Skąd optymizm Tuska? Otóż Fitch w swym raporcie stwierdził, że ryzyko istnieje zwłaszcza z powodu sytuacji politycznej i cyklu wyborczego. - Właśnie z powodu takich sformułowań podchodzę do raportu ze spokojem - uznał szef rządu. - Pokazują one bowiem, że ten raport nie jest do końca rzetelną analizą ekonomiczną, tylko bardziej prognozą polityczną.Tusk przypomniał, że już wcześniej Polska była wkładana do jednego worka z Litwą, Ukrainą, Węgrami, czy Czechami, a potem oceny dotyczące naszego kraju się zmieniły i teraz Polska jest prymusem w Europie. - Przygotowany przez rząd projekt budżetu państwa na rok 2010 nie fałszuje rzeczywistości - stwierdził premier. - Mówimy o wysokim deficycie, a jednocześnie, aby ten deficyt nie był jeszcze większy, proponujemy oszczędności tam, gdzie jest to możliwe decyzją rządu.Nie ma jednak żadnych propozycji reform wprowadzających oszczędności.

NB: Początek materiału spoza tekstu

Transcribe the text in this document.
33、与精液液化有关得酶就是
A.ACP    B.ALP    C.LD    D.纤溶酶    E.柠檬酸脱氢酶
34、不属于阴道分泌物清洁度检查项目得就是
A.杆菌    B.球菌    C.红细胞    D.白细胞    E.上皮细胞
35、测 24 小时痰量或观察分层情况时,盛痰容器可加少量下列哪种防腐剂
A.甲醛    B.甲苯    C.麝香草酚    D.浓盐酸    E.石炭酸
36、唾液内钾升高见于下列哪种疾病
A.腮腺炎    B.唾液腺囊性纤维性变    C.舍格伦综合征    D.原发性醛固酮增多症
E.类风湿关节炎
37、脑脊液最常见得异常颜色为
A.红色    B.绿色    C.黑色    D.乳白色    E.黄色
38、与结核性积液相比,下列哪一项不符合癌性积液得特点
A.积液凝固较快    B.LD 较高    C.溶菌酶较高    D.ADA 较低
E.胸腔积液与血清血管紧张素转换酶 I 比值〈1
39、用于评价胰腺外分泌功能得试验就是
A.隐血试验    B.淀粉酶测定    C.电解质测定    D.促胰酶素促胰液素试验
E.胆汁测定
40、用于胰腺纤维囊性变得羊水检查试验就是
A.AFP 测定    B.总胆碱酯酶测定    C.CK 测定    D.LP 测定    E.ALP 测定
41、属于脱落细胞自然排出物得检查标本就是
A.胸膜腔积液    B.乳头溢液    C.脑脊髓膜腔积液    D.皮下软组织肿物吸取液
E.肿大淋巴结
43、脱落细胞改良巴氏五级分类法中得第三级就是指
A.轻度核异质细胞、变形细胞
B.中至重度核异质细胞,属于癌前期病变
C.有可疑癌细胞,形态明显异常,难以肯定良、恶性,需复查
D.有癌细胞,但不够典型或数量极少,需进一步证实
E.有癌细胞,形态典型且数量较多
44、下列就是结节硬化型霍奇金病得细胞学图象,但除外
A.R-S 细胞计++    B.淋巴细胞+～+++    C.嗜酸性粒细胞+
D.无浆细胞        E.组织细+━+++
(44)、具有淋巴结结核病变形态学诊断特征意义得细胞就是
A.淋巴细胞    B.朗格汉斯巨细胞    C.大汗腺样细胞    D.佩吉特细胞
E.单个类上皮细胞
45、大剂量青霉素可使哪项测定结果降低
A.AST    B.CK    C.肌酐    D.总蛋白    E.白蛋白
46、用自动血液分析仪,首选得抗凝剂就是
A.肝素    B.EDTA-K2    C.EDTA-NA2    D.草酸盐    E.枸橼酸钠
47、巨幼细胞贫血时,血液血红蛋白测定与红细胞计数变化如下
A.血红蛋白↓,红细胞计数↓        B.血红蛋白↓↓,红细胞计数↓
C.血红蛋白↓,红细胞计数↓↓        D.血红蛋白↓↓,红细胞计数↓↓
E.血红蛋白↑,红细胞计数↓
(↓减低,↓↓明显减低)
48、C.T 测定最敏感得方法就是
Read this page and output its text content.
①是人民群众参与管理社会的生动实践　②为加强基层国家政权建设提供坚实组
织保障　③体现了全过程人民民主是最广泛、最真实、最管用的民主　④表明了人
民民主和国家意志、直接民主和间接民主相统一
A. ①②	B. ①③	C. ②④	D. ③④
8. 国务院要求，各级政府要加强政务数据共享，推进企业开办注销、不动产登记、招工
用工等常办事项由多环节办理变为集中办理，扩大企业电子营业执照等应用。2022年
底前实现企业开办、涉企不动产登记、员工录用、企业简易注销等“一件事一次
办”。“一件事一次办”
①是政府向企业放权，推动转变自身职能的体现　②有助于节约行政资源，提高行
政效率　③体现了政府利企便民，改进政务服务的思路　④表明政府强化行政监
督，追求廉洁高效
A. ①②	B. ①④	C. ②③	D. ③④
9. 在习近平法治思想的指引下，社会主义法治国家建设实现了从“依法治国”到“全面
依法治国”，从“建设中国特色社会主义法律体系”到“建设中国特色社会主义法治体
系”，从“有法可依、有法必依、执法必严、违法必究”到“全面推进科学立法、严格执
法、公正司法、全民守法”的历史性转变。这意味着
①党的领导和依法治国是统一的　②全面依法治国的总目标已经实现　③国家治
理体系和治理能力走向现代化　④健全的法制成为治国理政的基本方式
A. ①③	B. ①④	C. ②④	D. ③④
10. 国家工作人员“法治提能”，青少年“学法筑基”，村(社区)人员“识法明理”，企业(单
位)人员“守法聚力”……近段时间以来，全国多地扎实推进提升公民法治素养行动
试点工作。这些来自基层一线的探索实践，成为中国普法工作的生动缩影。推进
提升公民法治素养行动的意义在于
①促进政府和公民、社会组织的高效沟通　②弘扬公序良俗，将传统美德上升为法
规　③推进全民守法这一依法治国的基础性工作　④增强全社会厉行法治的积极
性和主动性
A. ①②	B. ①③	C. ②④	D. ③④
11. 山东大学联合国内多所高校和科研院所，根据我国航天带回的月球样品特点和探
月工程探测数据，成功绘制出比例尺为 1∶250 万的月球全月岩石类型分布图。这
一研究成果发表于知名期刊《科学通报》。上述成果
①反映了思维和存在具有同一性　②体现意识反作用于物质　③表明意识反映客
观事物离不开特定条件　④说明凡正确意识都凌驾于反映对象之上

Rząd obawia się bowiem, że i tak prezydent by ich nie podpisał.
Tymczasem Polska jest już objęta procedurą nadmiernego deficytu, która zobowiązuje nas do obniżenia poziomu deficytu finansów publicznych, który może w tym roku wynieść nawet 6,6 proc. PKB, poniżej 3 proc. po 2011 roku. Mark Allen, szef polskiej misji Międzynarodowego Funduszu Walutowego nie bardzo wierzy, że będzie to możliwe. - Deficyt strukturalny ciągle wzrasta - stwierdził Allen. -Osiągnięcie progu 3 procent będzie bardzo ciężkie do osiągnięcia.